A 3-dimensional (3-D) Quaternary sediment mapping project in the southern part of Simcoe County is one of several investigations being undertaken as part of a broader groundwater geoscience initiative in the Greater Golden Horseshoe region. Outputs of the project are designed to provide
the basic geologic foundation for groundwater studies in a part of the province that is expected to experience significant population growth over the next few decades. A basin analysis approach similar to that used by the GSC in the Oak Ridges Moraine to the south was undertaken in southern Simcoe
County to construct the 3-D model. Following the capture and standardization of all available subsurface information (much of which was provided by the Conservation Authorities Moraine Coalition), a series of geophysical surveys (ground gravity, airborne TDEM, downhole logging and reflection seismic
profiling) were undertaken to assist with the refinement of bedrock topography and the characterization of the geometry and contact relationships of overlying units.

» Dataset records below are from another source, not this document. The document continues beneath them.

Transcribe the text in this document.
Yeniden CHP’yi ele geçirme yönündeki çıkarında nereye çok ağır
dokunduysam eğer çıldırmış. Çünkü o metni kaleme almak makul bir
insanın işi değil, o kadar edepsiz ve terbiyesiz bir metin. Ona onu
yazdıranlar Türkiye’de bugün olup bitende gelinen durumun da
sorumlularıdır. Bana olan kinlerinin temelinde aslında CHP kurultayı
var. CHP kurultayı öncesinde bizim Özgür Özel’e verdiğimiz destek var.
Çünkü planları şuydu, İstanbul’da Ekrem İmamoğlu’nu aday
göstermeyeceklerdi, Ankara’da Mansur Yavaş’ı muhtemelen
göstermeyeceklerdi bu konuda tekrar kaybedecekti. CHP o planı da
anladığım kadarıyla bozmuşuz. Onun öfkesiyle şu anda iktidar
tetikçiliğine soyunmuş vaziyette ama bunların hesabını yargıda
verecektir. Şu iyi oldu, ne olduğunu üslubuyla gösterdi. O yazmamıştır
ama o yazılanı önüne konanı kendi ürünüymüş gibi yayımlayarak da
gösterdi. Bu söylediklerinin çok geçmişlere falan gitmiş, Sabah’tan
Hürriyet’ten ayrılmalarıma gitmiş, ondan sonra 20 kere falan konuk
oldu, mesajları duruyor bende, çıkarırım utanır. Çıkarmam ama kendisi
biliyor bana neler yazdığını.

Continuous-coring of Quaternary sediments down to bedrock was undertaken at 25 sites, guided by the results of the geophysical
surveys, to establish the regional Quaternary stratigraphic framework and support the subsequent modelling exercise.

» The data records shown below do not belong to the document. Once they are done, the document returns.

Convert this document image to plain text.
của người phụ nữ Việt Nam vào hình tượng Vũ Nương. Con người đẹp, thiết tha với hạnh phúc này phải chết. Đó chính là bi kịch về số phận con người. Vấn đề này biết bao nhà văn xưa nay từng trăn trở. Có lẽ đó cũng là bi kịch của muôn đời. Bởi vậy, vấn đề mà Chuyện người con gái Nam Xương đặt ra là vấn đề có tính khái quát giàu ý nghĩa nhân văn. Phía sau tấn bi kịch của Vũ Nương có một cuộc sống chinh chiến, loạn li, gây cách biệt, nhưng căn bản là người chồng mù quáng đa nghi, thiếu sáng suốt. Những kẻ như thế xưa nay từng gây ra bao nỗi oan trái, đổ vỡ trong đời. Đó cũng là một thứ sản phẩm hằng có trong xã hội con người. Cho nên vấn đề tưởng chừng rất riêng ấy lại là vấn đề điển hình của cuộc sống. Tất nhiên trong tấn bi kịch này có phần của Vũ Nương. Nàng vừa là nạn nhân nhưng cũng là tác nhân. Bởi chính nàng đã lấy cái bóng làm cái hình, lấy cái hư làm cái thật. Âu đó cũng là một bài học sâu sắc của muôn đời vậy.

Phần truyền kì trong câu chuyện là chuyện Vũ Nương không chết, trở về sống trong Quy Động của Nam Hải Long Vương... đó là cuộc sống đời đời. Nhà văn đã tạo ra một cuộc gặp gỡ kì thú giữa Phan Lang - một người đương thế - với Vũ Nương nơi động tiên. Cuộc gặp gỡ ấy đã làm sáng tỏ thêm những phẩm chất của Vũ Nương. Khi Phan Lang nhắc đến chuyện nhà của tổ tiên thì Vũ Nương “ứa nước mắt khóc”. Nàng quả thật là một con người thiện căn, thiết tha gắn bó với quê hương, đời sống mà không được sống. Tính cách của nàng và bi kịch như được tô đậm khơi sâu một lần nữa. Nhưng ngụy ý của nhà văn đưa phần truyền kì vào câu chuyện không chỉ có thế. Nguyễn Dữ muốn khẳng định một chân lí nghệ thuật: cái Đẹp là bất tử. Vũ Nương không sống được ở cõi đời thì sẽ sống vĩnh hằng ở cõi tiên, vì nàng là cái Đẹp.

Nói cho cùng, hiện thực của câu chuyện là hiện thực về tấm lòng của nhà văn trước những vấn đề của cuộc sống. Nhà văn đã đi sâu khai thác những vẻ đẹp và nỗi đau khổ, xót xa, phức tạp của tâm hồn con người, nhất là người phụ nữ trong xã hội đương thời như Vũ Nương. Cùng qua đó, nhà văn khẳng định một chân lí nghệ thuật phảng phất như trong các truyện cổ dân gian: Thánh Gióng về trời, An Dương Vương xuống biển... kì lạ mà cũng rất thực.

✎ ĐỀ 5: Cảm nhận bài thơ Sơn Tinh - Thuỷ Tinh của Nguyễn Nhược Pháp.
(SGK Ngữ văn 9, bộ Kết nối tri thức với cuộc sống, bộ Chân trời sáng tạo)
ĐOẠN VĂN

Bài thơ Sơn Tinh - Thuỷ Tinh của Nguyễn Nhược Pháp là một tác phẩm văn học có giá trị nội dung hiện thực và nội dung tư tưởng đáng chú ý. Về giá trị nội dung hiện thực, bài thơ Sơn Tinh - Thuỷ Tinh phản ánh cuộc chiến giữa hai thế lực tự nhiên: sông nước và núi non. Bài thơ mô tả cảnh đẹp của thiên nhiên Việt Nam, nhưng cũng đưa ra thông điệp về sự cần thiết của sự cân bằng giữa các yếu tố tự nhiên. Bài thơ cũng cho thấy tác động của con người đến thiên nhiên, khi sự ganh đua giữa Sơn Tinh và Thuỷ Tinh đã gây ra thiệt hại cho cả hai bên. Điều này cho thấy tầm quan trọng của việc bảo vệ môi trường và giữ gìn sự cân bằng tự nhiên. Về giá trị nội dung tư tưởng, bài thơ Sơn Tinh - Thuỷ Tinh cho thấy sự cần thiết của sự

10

The southern part of Simcoe County overlies the Laurentian Valley, a broad, bedrock depression extending from Georgian Bay southward to Lake Ontario. The maximum depth to bedrock encountered in the OGS boreholes exceeded 175 m. Surficial sediment thickness increase to the south of the study area,
over the Oak Ridges Moraine, and diminish to the west as one approaches the Niagara Escarpment. Much of the study area is characterized as a till-capped upland incised by a network of deep valleys that are partially infilled with postglacial sediments. Uplands consist of an upper, Late Wisconsin
till (Newmarket Till) overlying a thick sequence of glaciolacustrine deposits correlative with the Thorncliffe Formation (Middle Wisconsin). An unconformity characterized by deep subaerial weathering and organic-bearing alluvial deposits at the base of the Thorncliffe Formation is AMS dated at 37.9
to >52.8 14C ka BP. The unconformity, which possibly spans Middle Wisconsin through to Sangamon time (based on fossil evidence) is developed on an older sequence of tills and stratified deposits overlying bedrock and presumed to be Illinoian in age. The valleys, which are in some cases incised
completely through regional upland strata, have been previously interpreted to be tunnel channels. They are partially infilled with fine-textured glaciolacustrine deposits capping variable thicknesses of coarse glaciofluvial sand and gravel either resting on, or incised through, Newmarket Till.

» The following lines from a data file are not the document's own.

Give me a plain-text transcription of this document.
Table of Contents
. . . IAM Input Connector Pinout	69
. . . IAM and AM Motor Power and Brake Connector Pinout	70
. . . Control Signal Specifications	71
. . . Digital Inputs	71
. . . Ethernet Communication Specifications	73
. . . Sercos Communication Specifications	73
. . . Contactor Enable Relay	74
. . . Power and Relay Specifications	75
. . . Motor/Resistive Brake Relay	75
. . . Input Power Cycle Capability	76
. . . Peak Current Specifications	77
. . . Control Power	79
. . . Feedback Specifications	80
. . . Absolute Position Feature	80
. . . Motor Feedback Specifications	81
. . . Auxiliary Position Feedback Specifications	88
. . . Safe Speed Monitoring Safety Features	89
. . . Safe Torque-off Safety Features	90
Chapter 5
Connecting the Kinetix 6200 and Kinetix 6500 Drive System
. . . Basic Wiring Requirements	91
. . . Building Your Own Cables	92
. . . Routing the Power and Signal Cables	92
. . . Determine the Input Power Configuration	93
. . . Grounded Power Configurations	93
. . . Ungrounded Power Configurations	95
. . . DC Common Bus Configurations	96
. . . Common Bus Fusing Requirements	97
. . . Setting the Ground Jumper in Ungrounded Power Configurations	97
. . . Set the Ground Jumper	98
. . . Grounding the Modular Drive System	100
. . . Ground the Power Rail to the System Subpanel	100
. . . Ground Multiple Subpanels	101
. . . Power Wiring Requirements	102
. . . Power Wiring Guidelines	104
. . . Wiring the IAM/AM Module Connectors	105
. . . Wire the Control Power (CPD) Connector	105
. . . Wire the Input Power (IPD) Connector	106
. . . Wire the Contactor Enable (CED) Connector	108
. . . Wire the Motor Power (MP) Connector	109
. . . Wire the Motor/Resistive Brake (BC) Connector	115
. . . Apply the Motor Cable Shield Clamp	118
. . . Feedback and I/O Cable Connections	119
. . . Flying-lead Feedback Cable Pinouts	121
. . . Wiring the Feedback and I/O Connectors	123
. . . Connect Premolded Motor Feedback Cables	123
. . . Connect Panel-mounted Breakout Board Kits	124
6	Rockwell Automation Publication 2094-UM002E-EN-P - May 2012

Streamlined till has been observed on the upland surfaces as well as on the flanks and bottoms of several valleys suggesting continued deposition by active ice following erosion of the valleys.
Significant groundwater resources are restricted primarily to the highly permeable aquifers at the base of tunnel valleys. Thick, productive aquifers are rare within most of the uplands with the exception of the extreme northern part of the study area where the Thorncliffe Formation coarsens and
sandy and gravelly facies are common. Waters from deeply buried aquifers often contain extremely high dissolved solids and some may contain methane limiting their use for municipal water supply.